03-13-2017 02:50 PM - edited 03-13-2017 03:50 PM
I am developing a PROC UCM based forecast program that will cycle through many different transactions, determine the most appropriate model specification (choosing stochastic, deterministic, or remove for the slope, level, and seasonality components as well as keep/remove a predictor), and generate 18 months of weekly forecasts.
That being said, I'm struggling with extraordinarily wide CI's for some transactions I'm testing-- the CI itself is okay at the current date but the rate of its widening is the problem. It may be that a particularly troublesome one is indicative of a poor-fitting model. But I want to understand a little more of how that comes about. Constraints on time dictate that we use a uniform approach towards all of these series and limit our manual intervention. In the case of these wide intervals, the only way I know of to contain the CI is to set the variance=0 but that can result in much poorer-fitting models if output says it should stay in as stochastic.
It may be helpful to provide two contrasting examples. Series 1 has a Mean of 64, St Dev of 17. Series 2 has a mean of 2400 and st dev of 664. The model speciications are identical: stochastic level, no slope, deterministic season (along with the other things that I'm not allowing to vary-- including the irregular statement, no cycle statement). I'm producing the smoothed level plots and they both show the conical CI. However the rate of change is much different, as the rate at which the standard error increases on the filtered level component is much different (which I'm assuming is the driver of the CI change). The error variance of the component is also much larger. Series 1 has a error variance of 4.4 (much less than the mean), whereas Series 2 has an error variance of 50,179 (25x larger than the mean).
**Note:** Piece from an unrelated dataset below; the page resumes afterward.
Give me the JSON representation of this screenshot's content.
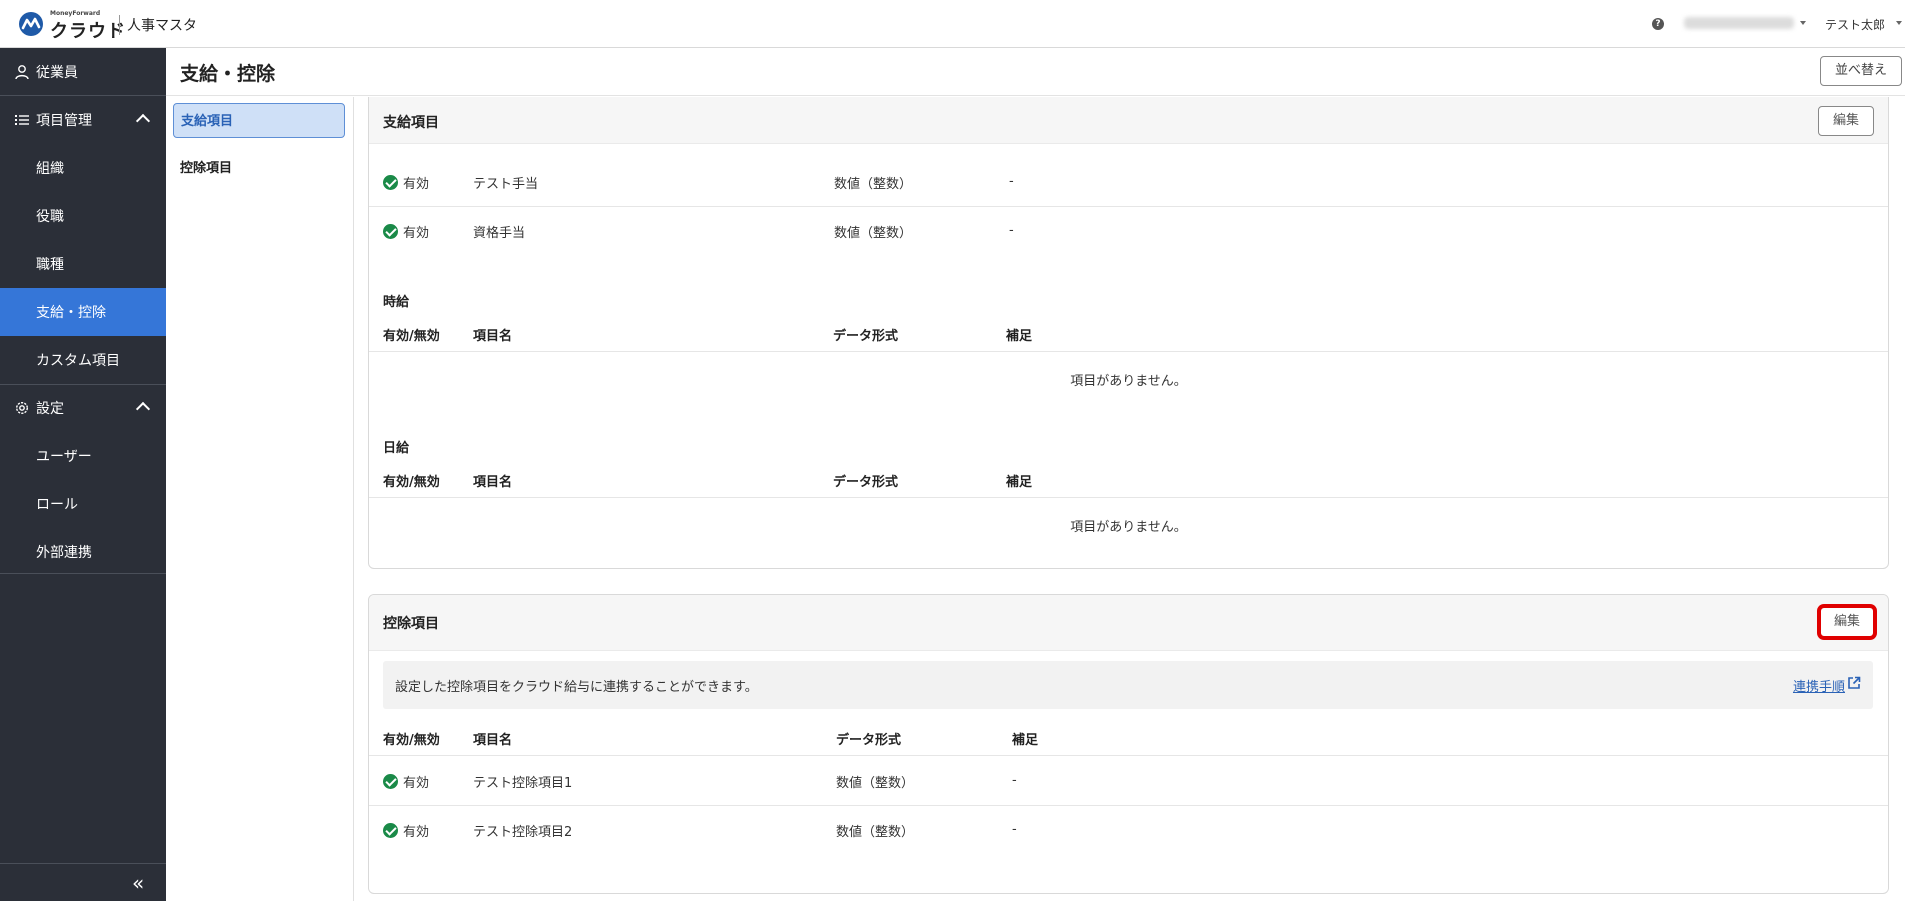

Attached, I have shown the smoothed level and the forecast plots from Proc UCM. You can see how the CI gets much broader in series 2, despite the level CI not looking much different and in spite of the means and variances of the history.
03-14-2017 02:21 PM
Your message discusses a few different points. I will try to address each one separately.
1. According to you, Series 2 has a mean of 2400 and st dev of 664. After a model is fit, the error variance is 50,179, i.e. standard dev is about 224. This appears OK. The model noise std dev is about a third of the observation std dev.
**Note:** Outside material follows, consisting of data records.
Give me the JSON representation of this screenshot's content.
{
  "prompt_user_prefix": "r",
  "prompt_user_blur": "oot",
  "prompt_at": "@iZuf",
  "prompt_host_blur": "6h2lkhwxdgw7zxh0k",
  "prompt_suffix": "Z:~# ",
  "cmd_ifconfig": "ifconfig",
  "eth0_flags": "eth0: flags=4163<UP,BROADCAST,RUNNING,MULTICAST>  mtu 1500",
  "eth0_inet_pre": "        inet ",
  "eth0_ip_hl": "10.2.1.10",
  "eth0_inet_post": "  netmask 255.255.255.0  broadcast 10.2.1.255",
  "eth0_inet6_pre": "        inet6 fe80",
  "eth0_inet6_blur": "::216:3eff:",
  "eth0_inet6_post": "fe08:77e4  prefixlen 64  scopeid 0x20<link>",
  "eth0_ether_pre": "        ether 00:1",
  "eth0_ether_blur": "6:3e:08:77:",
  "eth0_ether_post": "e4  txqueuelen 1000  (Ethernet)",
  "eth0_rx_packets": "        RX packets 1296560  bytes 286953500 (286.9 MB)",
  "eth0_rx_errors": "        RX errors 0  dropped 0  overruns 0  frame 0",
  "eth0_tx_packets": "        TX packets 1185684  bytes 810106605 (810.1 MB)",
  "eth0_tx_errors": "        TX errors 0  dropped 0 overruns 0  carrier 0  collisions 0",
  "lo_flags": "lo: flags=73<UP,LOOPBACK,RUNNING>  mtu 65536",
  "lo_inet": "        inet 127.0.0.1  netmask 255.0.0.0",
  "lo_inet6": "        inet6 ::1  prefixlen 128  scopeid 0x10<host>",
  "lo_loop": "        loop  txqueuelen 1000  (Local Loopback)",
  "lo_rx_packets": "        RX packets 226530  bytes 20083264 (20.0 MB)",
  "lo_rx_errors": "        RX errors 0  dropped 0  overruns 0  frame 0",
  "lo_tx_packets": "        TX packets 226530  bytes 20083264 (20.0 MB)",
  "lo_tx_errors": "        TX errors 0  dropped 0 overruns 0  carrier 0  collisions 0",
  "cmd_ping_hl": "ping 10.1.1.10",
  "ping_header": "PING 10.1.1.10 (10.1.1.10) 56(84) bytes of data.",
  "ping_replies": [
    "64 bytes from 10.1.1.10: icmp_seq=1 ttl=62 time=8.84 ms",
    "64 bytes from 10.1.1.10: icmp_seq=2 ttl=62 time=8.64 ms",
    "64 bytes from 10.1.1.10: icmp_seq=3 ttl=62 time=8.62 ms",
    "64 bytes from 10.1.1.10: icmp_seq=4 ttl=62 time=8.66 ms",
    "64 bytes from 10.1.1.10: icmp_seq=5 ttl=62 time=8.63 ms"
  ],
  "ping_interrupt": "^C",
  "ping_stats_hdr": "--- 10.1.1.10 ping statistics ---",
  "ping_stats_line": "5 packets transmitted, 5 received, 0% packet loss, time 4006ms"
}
2. About the widening of the confidence band. Your models are essentially y = random walk + reg (including seasonal) + noise. You have provided the std dev of the noise (for both series) but not the variances of the random walk disturbances. For this model, the forecast variance increases linearly with the forecast horizon as, horizon * rw variance. So the confidence bands for the two series will differ according to their random walk disturbance variances.
Does this help?
03-15-2017 04:20 PM
I was able to reduce the width by properly controlling for outliers. I had misinterpreted the function of the outlier detection in PROC UCM-- I had removed a variable that explained the largest of the outliers. Once I added it back in, the CI reduced significantly.
With other time series I still have wide CI's but the historical series is much less inherently forecastable. That being said, what you said is helpful if we decide to dig into those.